Laurel Race Course was misidentified as Laurel Raceway in last week's editions of the Maryland Weekly.
When Laurel Raceway was sold in December for $16.1 million, Doris Riley didn't have a thing to do with it. Nobody sought her counsel, nor did she offer it.
But even though the deal went through without her, Riley figures she owns as much of Laurel as anyone.
"At the track you say, 'If you rode, you've been throwed,' " she said, "and when you hit the track, the spot you land on is yours. You own it, forever.
"I've had the girth to break coming out of the gate. I've had the reins break, the bits break. I got hurt so bad in 1963 they pronounced me dead, only I kept moving. I was unconscious 5 1/2 weeks. But I was lucky. Real lucky."
Riley, a tiny, dark-haired woman with a midwestern twang, was an exercise rider in Maryland for 25 years, minus a four-year hiatus after a horse called Thaddeus broke his shoulder, threw her, fell on her and "officially" killed her at Pimlico.
"I've galloped some good horses in my time," she said, "some Kentucky Derby horses. Of course, they didn't win the Derby, but they ran."
Five years ago Riley retired on disability, but the backstretch of a race track had been a home to her for so long, she found "I just couldn't get away from it.
"Being on disability, I can't work," she said, "but I can still ride horses for people if they let me."
So dawn finds her where it always has, on the backstretch.
She is part of the curious patchwork of early rising humanity that makes a race track work, an amalgam that includes the fanciest kind of people and the humblest, from Firestones and Whitneys who own the mounts down to dipsomaniacal characters who "hot-walk" them in exchange for a few dollars for wine.
The track plays host to about 500 working people each morning and 900 horses.
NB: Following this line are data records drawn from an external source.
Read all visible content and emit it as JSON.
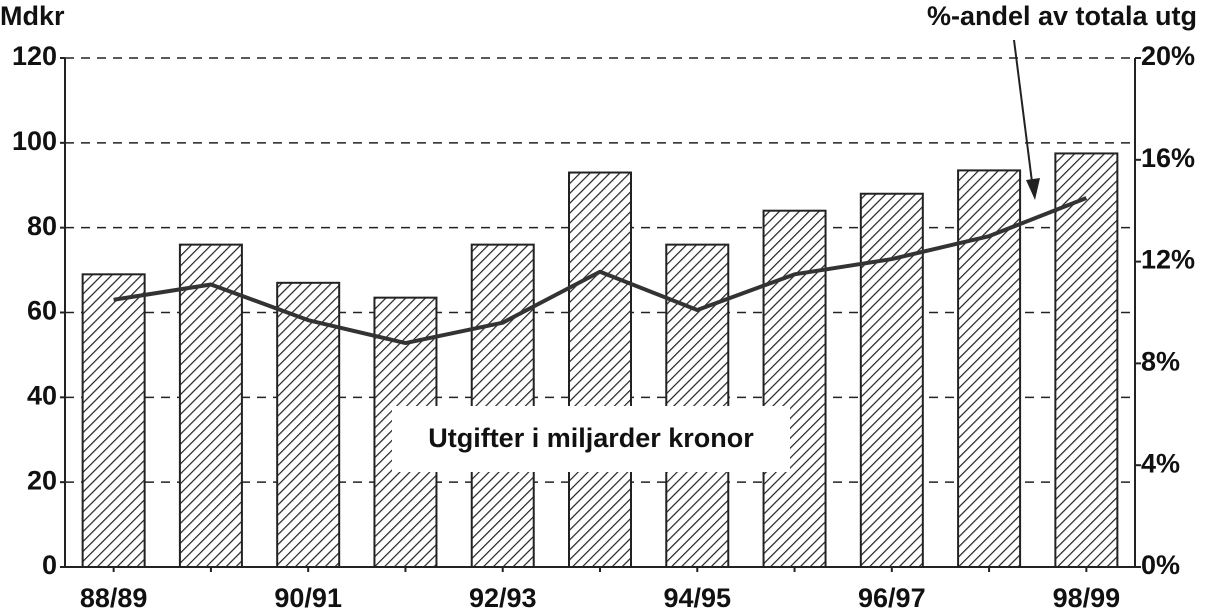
{
  "chart_data": {
    "type": "bar",
    "title": "Mdkr",
    "categories": [
      "88/89",
      null,
      "90/91",
      null,
      "92/93",
      null,
      "94/95",
      null,
      "96/97",
      null,
      "98/99"
    ],
    "series": [
      {
        "name": "Utgifter i miljarder kronor",
        "type": "bar",
        "color": "#222222",
        "values": [
          69,
          76,
          67,
          63.5,
          76,
          93,
          76,
          84,
          88,
          93.5,
          97.5
        ]
      },
      {
        "name": "%-andel av totala utg",
        "type": "line",
        "axis": "y2",
        "color": "#333333",
        "values": [
          10.5,
          11.1,
          9.7,
          8.8,
          9.6,
          11.6,
          10.1,
          11.5,
          12.1,
          13.0,
          14.5
        ]
      }
    ],
    "ylim": [
      0,
      120
    ],
    "yticks": [
      0,
      20,
      40,
      60,
      80,
      100,
      120
    ],
    "y2lim": [
      0,
      20
    ],
    "y2ticks": [
      {
        "value": 0,
        "label": "0%"
      },
      {
        "value": 4,
        "label": "4%"
      },
      {
        "value": 8,
        "label": "8%"
      },
      {
        "value": 12,
        "label": "12%"
      },
      {
        "value": 16,
        "label": "16%"
      },
      {
        "value": 20,
        "label": "20%"
      }
    ],
    "grid": true
  }
}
They are largely a busy and devoted bunch, very different from the languorous gambling crowd that drifts in on the front side after noon to work the day's racing card from the comfort of the heated grandstand.
"I wouldn't change my job in the world for yours," said Eddie Przybyla, an exercise rider and lead-pony rider in Maryland for 20 years. "Running horses in the morning, that's me," he said. "You're the supreme being. Think about it. You're on 1,000 pounds of dynamite. You've got to have a clear head and a clear conscience. You don't like it. You love it."
Przybyla, decked out in worn, leather chaps, his cheeks red from the morning cold, was rushing through coffee in the backstretch "kitchen." It is a restaurant subsidized by track management where the working people get one of the best square meals in the Washington area for $3.50, and a trencherman's breakfast for even less. While they're dining, they can watch the thoroughbreds whiz by during workouts and the Canada geese land squawking in the infield.
Przybyla said Maryland's 12-month racing season separates backstretch "hard-knockers" from the dilettantes. "If it's not in you," he said, "you're gone when the weather gets bad."
This is the first time in many years Laurel has been open for racing in the dead of winter, but the backstretch crowd has always been active year-round. It takes about 3,000 horses to run the continual meets at the state's three tracks. Barn space and training time are needed at all three to keep the horse population steady.
Horses get free stabling at Laurel, and there are even some rooms, about the same size and not much fancier then the stables, available free for the grooms, who get up at 4 or 5 a.m. to feed the horses.
Everyone else commutes. You get there before dawn and already the horses are prancing, lively, picking their way down to the track for morning workouts. A few are getting their legs bathed, the steam rising eerily in the dark and cold.
The dirt trail to the track runs through the stables, and the jockeys and exercise riders guiding their high-strung mounts along the trail offer greetings to folks they know.
"Hey, boss, how you doing?" calls a rider to one of the track's new co-owners, Bob Manfuso.
Out at the starting gate a crew works with balky young horses, cracking a buggy whip at their feet until they enter the gate willingly.
In the "kitchen" the women heap plates with steaming sausages, eggs and fresh-baked blueberry muffins.
On the track, wild 2-year-olds and aging plugs work side by side, exercise riders snap their riding crops, and a great flock of wild Canada geese makes a final swing before landing.
It's a spectacle.
"It gets in your blood," said Przybyla, "and it doesn't go away."